There is often a misunderstanding as to why light weapons fighters need
to calibrate before each match. The purpose is not to show your
opponent what you consider a "killing" blow. A killing blow is
officially defined as a 2" bend in a standard #5 foil blade. This has
been documented by far more competent souls than I as the force required
to penetrate the human body. The real purpose is for each fighter to
feel their opponent's weapon when it has a 2" bend delivered at speed.

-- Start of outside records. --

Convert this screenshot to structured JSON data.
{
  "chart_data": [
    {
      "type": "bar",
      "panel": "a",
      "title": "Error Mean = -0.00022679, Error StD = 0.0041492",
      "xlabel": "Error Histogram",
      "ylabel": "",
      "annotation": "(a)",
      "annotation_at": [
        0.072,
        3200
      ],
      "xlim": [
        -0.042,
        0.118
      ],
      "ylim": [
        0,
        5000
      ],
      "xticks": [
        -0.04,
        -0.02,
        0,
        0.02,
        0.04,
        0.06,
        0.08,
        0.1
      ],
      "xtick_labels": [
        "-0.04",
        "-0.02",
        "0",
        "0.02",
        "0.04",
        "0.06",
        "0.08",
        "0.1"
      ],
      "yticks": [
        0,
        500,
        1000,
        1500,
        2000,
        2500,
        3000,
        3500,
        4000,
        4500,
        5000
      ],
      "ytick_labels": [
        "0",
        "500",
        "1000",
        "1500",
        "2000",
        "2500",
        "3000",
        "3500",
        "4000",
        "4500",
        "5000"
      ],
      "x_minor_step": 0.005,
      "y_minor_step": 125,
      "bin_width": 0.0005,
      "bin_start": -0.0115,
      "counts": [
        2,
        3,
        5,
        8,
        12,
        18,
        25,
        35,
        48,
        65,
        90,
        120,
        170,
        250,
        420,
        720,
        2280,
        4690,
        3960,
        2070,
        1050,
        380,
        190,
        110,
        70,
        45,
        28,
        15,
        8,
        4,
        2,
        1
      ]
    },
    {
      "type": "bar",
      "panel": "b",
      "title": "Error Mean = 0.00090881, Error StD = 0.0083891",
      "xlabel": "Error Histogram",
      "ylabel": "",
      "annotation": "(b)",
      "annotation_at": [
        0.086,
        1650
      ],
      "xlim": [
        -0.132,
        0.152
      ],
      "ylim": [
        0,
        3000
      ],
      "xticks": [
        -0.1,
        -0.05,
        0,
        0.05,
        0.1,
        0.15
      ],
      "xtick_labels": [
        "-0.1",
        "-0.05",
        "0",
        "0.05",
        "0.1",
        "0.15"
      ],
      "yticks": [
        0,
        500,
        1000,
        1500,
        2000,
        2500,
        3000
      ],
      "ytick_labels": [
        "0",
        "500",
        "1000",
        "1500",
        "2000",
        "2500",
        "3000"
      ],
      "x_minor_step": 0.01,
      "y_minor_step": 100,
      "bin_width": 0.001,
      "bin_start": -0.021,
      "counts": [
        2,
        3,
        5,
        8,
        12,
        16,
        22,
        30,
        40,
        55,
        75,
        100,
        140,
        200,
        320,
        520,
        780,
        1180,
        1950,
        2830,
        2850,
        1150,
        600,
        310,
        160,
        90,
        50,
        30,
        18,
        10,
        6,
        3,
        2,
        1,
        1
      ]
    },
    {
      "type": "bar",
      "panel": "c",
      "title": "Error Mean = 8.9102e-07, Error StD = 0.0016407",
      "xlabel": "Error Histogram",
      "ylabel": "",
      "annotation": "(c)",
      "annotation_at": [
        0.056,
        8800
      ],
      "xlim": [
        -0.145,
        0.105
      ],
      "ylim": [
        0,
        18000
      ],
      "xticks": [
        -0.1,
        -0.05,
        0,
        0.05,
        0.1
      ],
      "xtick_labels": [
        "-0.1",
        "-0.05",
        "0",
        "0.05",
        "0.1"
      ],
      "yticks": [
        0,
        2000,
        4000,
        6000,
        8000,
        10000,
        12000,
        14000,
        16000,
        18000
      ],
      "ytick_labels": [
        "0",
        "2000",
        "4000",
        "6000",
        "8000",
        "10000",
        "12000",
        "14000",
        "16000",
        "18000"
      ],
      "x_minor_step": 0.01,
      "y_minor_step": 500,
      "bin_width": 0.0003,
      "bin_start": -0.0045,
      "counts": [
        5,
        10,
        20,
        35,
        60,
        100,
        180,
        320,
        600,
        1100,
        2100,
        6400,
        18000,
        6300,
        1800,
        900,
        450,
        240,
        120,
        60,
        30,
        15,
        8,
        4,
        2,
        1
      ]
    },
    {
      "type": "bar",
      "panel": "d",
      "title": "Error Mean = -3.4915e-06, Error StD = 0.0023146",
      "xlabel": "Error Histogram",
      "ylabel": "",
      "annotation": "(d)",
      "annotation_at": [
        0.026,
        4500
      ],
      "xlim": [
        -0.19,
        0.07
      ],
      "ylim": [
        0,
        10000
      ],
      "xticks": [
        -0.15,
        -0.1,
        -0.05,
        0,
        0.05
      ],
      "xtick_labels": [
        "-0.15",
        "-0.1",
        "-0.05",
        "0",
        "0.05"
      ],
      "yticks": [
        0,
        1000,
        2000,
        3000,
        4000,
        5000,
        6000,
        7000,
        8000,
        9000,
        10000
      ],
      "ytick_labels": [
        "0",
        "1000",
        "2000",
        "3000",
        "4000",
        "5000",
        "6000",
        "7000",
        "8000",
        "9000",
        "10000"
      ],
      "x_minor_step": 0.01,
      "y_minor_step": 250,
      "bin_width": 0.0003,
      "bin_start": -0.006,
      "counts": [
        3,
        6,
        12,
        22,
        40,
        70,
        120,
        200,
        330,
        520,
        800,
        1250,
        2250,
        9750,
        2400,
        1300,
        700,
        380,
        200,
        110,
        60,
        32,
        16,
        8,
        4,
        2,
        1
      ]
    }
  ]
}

Foil blades vary in strength depending on the manufacturer and the age of the blade. Calibrating gives you the feel of your opponent's blade. If your opponent's blade is weak, you now know to call the blows lighter. On the other hand, because of the amount of armor we wear, if you know you have a weak blade, consider retiring it. Yes, you can deliver a killing blow with a blade that has all the spring of a wet noodle, but don't get too upset if people don't call your shots because they can't feel them. HOWEVER, this is no excuse to ignore a shot because it felt light when you know your opponent has a weak blade.
I have also heard, "You'll have to hit harder, my armor is thick there." I quote from the Rapier Combat Rules: "Any protection or article of clothing that prevents a fighter from properly calling a blow will not be allowed." If you are wearing so many layers of cloth or leather you cannot feel a blow, Then give serious thought to upgrading your armor to a better material and fewer layers. In swashing, rhino hides are far more visible than in heavy weapons. Everyone can see that blade bend.
When you calibrate, a short thrust to the chest, arm, and mask are usually sufficient. A draw cut to the neck or the underside of the arm (where the brachial artery is) is good practice. The thrusts should be quick, delivered at speed, and give a 2" bend. When your opponent strikes you, concentrate on how it feels, and remember how strong their blade is. Proper calling of blows is always difficult, they will make or ruin a reputation quicker than anything else, so this is why we calibrate.